The challenge has not been lost on Juan Martín, but Martín pointed out that the estuary on which they will grow eels allows the team to fully control these elements. León and the research team have also been collaborating with geneticists, hoping to improve some of the core characteristics of genetics.

Martin said: "Rice has the advantage of 7,000 years of genetic modification." "In a very short period of time, we can make huge improvements."

Leon is thinking. Not only is it a supercharged version of his salted rice, but he and his team also discussed the possibility of isolating the salt gene.

Hybrid with other staple foods: corn, lentils, lettuce.

Leon said: "It's not just rice." "This is the dream of building an underwater garden for humans."

Leon said: "This is where we are going to grow rice in the distance." Leon pointed from the second-floor terrace of the old factory, where is the home of Aponiente, and below is the sunbathing estuary. "The waters will be full of life: shrimps, oysters, sea breams. Next year, guests will not start their meals in the restaurant, but will eat their first bite directly on the water."

In the early summer, he conducted this tour through FaceTime. It should have been personally. The two of us hoped to plant young eels in late spring, but then COVID-19 crushed Spain and the country was closed until late June. Leon took off his shirt, and a cigarette was caught in a boyish smile and almost disappeared. The restaurant is scheduled to open the next day. He has just made the final tasting and has prepared the menu for 9 months. The unified concept is the edible interpretation of tidal swamps. There will be emerald puddles of plankton butter and ocean marrow,

Forged from sea snails. For Leon, the star of the season is

A kind of sea worm.

Despite the concerns of his employees and partners, León still insists that worms are a core part of the menu. After a different experiment, he sat on the cheek of the grilled sea bream, topped with rich herring broth and crispy sea worm decoration.

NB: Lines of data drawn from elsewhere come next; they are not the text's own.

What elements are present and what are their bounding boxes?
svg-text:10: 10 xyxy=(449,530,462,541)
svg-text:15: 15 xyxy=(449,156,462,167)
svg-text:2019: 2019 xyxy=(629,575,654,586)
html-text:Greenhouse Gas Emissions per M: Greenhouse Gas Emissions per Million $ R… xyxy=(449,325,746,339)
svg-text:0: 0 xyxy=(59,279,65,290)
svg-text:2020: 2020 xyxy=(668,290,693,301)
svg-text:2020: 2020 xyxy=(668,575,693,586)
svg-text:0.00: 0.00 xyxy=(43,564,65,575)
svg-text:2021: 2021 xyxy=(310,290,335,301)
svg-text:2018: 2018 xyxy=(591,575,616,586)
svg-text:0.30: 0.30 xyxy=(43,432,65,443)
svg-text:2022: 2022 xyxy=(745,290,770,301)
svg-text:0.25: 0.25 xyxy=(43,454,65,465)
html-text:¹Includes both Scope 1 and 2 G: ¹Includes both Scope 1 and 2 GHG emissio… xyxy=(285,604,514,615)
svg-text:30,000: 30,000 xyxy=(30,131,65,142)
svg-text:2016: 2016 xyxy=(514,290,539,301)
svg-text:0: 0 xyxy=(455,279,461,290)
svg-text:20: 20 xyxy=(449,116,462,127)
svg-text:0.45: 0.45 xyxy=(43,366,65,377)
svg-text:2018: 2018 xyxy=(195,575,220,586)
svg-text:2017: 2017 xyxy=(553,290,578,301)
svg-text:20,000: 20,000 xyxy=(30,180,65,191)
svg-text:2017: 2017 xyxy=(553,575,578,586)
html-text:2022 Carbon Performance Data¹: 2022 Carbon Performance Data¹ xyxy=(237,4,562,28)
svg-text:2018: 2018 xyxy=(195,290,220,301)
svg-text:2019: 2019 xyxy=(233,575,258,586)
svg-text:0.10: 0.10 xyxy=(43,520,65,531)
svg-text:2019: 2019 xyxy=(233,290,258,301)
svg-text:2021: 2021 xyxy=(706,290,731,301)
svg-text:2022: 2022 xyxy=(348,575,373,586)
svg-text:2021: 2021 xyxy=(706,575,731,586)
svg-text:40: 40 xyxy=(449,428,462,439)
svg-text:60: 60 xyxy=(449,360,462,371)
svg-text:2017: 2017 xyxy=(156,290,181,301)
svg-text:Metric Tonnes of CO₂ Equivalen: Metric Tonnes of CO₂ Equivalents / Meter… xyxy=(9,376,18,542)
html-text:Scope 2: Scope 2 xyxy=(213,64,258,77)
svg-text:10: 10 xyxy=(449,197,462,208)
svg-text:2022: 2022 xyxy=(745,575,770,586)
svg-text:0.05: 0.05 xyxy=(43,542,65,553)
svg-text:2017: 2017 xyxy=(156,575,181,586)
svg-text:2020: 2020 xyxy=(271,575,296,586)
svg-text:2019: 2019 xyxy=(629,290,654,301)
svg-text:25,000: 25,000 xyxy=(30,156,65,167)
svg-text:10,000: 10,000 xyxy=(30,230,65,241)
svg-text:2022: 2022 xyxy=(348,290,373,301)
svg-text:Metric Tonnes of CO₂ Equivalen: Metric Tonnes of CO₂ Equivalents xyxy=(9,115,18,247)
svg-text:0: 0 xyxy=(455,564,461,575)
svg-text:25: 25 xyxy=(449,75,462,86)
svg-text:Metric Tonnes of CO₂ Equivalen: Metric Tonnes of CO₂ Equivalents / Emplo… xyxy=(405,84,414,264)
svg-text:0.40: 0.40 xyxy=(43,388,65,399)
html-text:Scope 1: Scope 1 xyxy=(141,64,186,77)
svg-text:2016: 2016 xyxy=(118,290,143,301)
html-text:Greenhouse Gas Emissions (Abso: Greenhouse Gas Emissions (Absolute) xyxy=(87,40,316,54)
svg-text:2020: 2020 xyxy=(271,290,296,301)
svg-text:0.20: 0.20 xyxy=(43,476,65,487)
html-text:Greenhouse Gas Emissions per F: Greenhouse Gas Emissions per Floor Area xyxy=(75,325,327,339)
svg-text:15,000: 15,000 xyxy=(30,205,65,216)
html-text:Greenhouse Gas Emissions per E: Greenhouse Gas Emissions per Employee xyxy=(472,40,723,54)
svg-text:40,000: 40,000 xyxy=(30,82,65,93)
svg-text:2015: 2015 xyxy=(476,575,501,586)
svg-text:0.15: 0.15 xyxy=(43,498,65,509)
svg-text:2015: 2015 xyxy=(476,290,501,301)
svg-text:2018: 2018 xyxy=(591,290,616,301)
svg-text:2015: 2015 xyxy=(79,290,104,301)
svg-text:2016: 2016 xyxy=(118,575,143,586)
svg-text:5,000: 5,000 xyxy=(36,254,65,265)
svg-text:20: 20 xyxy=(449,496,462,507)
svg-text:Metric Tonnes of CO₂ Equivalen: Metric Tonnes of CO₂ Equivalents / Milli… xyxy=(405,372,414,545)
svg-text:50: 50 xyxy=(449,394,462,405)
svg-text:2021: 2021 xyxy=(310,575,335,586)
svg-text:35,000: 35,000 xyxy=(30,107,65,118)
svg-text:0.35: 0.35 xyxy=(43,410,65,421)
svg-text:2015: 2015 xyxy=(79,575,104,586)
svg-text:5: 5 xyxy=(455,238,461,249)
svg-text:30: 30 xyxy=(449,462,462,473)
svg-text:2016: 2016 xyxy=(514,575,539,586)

But even if he talks to me on the details of the final menu, I can still see that his thoughts are elsewhere. When I asked about plants, he sounded relieved. He said: "This finally happened." "On July 17, our staff is going to collect

From Galicia and Cantabria. We should plant them all before early fall. "

As the shape of the grass finally took shape, he had a new question to worry about: "Should I use 22,000 kg of sea rice to cook?" he asked, his wide-eyed smile enveloped in a cloud of smoke. "The whole process is like giving birth. My chef died somewhere on the way. I was so scared and didn't have much respect for every bitter fruit."

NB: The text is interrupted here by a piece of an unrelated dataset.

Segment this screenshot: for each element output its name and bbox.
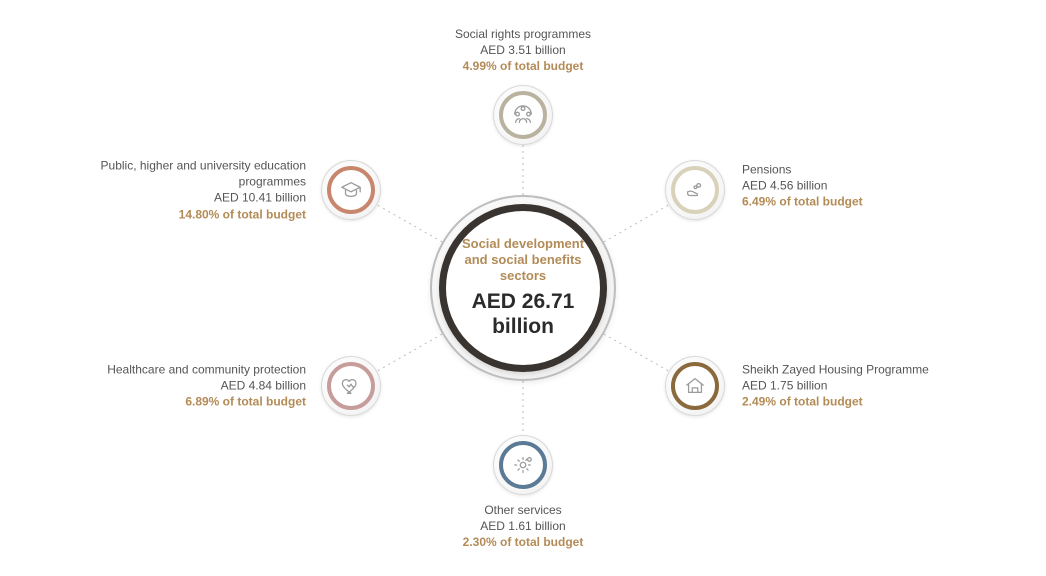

He is back now, sitting down on a long table in the office he renovated during the lockdown. Behind him, on a long white wall, a local painter installed 35 heads of major fish in the Bay of Cadiz. Its function is to make Leon look like a cartoon hero with a group of marine creatures behind it.

"Imagine a rice cake made from ground

Flour and shrimp powder...or playing with the texture of al dente

Pasta... eaten in two rounds: first the husk, then the grain itself... we can harvest as soon as possible. When the seeds are like baby pods, they can be used like peas, but they must have seafood..." Leon continued Going forward, holding his breath, then hit six other ideas.

Leon likes to say that he is just a simple cook. From his always believing expression, he did not read that it was false modesty. He is a child of a pirate from the poorest part of Spain. He has hardly graduated from high school and can find himself capable of doing anything that no one else can do. But he was there, on the verge of another breakthrough.

He explained: "How much do scientists who have been studying one thing in our lives miss? Sometimes you stare under the microscope all day and you don't have enough time to remember that you are hungry."

As he spoke, he began to reach out to the heads of marine creatures hanging on the wall, including mackerel, squid, and dogfish. He settled on the spotted nose of a moray mount-since dawn, fishermen of the same species have returned to the sea, but León used it as a profession to build crispy sirloin cheese and souffles" Potatoes" and sea suckling pig.

"You need science, but you also need hunger."